Ugandans working as security guards are located in six countries, with 3,035 located in Iraq, 1355 in Qatar, 959 in Afghanistan, 823 in Bahrain, 730 in Somalia and 701 in the United Arab Emirates.
There are also others working as masons, steel fixers, general helpers, technicians, supervisors, and dog handlers. Of the entire batch of 31,859, there are only 133 administrators, 44 supervisors, 137 merchandizers and 247 salesmen, the bulk of whom are stationed in the United Arab Emirates.

Spread of workers in the Middle East

A workers’ remittances report published by Bank of Uganda in 2006 indicates that remittances attributed to migrant workers’ increased from $175.4m (about Shs656b) in 1996 to $340.5m (about Shs1.3 trillion) in 2005. The figures made a case for putting in place a mechanism for regulation through which unemployed and underemployed Ugandans could be legally exported.

Consequently, by way of Statutory Instrument 62 of 2005, an external employment unit was created in the Ministry of Gender, Labour and Social Development. The unit is charged with regulating private recruitment agencies and facilitating access to employment opportunities.

Despite the fact that UAERA, which comprises licensed employment agencies, has been doing regulation every now and then, the public gets an unfortunate stories such as that of Kezia Nalwanga. What UAERA regulates is largely based on bilateral labour agreements developed in line with specified standards defined by the International Labour Organisation (ILO).

However, Uganda does not have agreements with most of those countries. Agreements which were meant to be signed with Qatar three years ago and with United Arab Emirates (UAE) last month never materialised. This means Ugandans taken there are largely on their own and at the mercy of those who take them there.
“Most jobs in UAE, Bahrain, Qatar, Oman and Kuwait are secured through employment agencies based in Dubai, UAE. We never have a way of monitoring them,” Mr Mukundane says.

Another challenge is the labour laws in some of those countries. One such law is the Kafala (visa sponsorship) system in countries like Oman, which ties migrant workers to their employers and bars them from switching jobs or leaving without their employers’ agreement. Often times, the sponsors take away the workers’ passports.

Uganda’s Ambassador to the UAE, Mr Zaake Kibeedi, is, however, optimistic that things will turn around for the better.
“Some of those countries where the Kafala system is in place are working on reviewing them so that workers are free. We are also optimistic that the bilateral agreements will be signed with most of those countries. That should give us leeway to intervene on behalf of the workers whenever the need will arise,” he said.

Unemployment

Working population. According to the statistical abstract 2018 published by the Uganda Bureau of Statistics, Uganda had a working population of 15 million people in 2016/2017, up from 14 million in 2012/2013. The portion of the working females was 51 per cent.

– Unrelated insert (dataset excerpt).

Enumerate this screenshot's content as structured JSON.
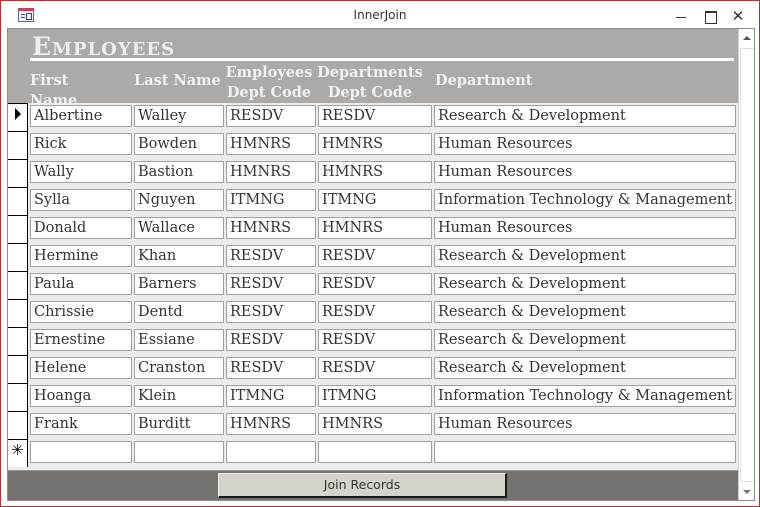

Unemployment. However, the rate of unemployment, according www.tradingeconomics.com, increased to 2.10 per cent in 2017 from 2 per cent in 2016. The unemployment rate averaged 2.38 per cent from 1991 until 2017, reaching an all-time high of 3.50 per cent in 2002 and a record low of 0.94 per cent in 1991.

Youth unemployment, the number of youth actively looking for a job as a percentage of the labour force, in a country where more than 75 per cent of the population is below 30, stands at 13.3 per cent, the highest in Sub-Saharan Africa.